Resilience in Infants & Toddlers
Resilience, the ability to bounce back when faced with adversity, is a characteristic that even our youngest children need. Many young children and their families face early stressors in life, such as maternal depression, natural disasters, poverty, violence and homelessness.
These experiences might happen one time, such as the death of a family member, or stressful events can happen over time, such as multiple years of homelessness. Sometimes, these experiences lead to trauma for a child.
Resilience helps children cope with change and adversity, and experience more positive outcomes.
In infants and toddlers, resilience may be strengthened through protective factors found in the family, the environment in which the child lives and plays, and within the child him/herself. The promotion of within-child protective factors is the focus of DCRC — to help all children and adults develop strong protective factors, and thus, become resilient!
Within-child protective factors that strengthen infant and toddler resilience are closely tied to their social and emotional well-being – the ability to form relationships, get their needs met, regulate strong emotions and explore their world.
The Devereux Early Childhood Assessment for Infants and Toddlers (DECA-I/T; Mackrain, LeBuffe & Powell, 2007) is a psychometrically sound, strength-based assessment that measures protective factors in young children ages 4 weeks up to 36 months; specifically, Attachment/Relationships, Initiative and Self-Regulation.
The DECA-I/T consists of two assessments: the DECA-I (Infants) and DECA-T (Toddlers). Both tools are strength-based assessments, normed on a nationally representative sample of over 2,100 infants and toddlers. The DECA-I/T is completed by families (parents, grandparents, foster parents, etc.) and early care and education professionals (teachers, child care providers, home vistitors, etc.), and measures two social and emotional constructs in infants and three in toddlers, and provides scale and total scores.
DCRC Promotes Protective Factors
|Age||Within-Child Protective Factors||Assessment|
|Attachment/Relationships, Initiative||Devereux Early Childhood Assessment - Infant (DECA-I)|
|Attachment/Relationships, Initiative, Self-Regulation||Devereux Early Childhood Assessment - Toddler (DECA-T)|
- Attachment/Relationships: The mutual, strong, long-lasting relationship between a child and significant adults, such as parents, family members and teachers
- Initiative: A child’s ability to use independent thought and action to meet his or her needs.
- Self-Regulation (toddlers): A child’s ability to gain control of bodily functions, manage powerful emotions, and maintain focus and attention (Shonkoff & Phillips, 2000).

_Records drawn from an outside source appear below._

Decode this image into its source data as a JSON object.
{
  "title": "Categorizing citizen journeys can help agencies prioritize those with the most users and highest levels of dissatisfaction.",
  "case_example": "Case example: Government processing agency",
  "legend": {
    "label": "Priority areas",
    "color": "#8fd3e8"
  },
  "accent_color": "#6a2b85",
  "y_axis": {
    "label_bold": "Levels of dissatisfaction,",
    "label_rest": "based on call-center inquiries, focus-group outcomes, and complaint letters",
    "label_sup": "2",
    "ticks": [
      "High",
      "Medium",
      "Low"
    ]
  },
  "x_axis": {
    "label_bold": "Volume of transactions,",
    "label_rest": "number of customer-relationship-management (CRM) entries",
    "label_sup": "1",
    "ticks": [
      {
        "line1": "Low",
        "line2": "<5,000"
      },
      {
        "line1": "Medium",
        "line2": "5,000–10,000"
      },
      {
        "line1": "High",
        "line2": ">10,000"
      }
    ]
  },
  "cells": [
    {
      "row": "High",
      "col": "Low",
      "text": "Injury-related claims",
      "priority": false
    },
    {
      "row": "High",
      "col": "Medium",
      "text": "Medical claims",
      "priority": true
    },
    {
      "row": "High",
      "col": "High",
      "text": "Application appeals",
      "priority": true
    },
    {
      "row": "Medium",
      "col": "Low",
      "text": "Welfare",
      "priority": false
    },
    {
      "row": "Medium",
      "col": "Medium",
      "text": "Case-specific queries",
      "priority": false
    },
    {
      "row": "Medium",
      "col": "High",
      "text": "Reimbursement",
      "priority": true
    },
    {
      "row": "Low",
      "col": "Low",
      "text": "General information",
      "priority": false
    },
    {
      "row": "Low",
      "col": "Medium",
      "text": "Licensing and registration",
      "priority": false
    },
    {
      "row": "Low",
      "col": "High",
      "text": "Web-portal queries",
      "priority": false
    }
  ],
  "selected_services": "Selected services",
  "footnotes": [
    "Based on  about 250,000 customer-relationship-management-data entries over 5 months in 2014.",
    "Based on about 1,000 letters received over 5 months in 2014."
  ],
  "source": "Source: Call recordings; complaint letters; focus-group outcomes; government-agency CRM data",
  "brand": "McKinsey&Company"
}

Promoting Resilience In Infants and Toddlers
DCRC’s Infant and Toddler Initiative focuses on promoting the health and well-being of babies and toddlers, ages 4 weeks up to their third birthday. Healthy social and emotional protective factors in this group of young children helps babies and toddlers:
- Respond to and provide cues to caregivers about their needs, likes and dislikes
- Foster trust and healthy relationships
- Express strong feelings and communicate needs and wants
- Begin to regulate behaviors and develop patience
- Play well and relate well to others in social situations
Mackrain, M. and Blackwell, K.T, Infant and Toddler Strategies Guide, 2009
The DECA-I/T Helps Programs Meet Various Standards
In addition to helping childcare, home visitation and other early care and education programs such as Early Head Start programs document that children’s needs are being met, the DECA-I/T can help early care and education professionals and families in strengthening the social and emotional development of all children with more intentionality and individualization.
Specifically, the DECA-I/T provides detailed information on children’s social and emotional strengths and needs by scale and even by item. By aggregating individual data, the caregiver can also gain insights into common areas of strengths and needs for a group/classroom as a whole.
The results can then inform an early childhood program or Early Head Start program to be more intentional, perhaps stressing certain social and emotional skills, or providing additional opportunities for practice and feedback by integrating emphasis on social and emotional skills.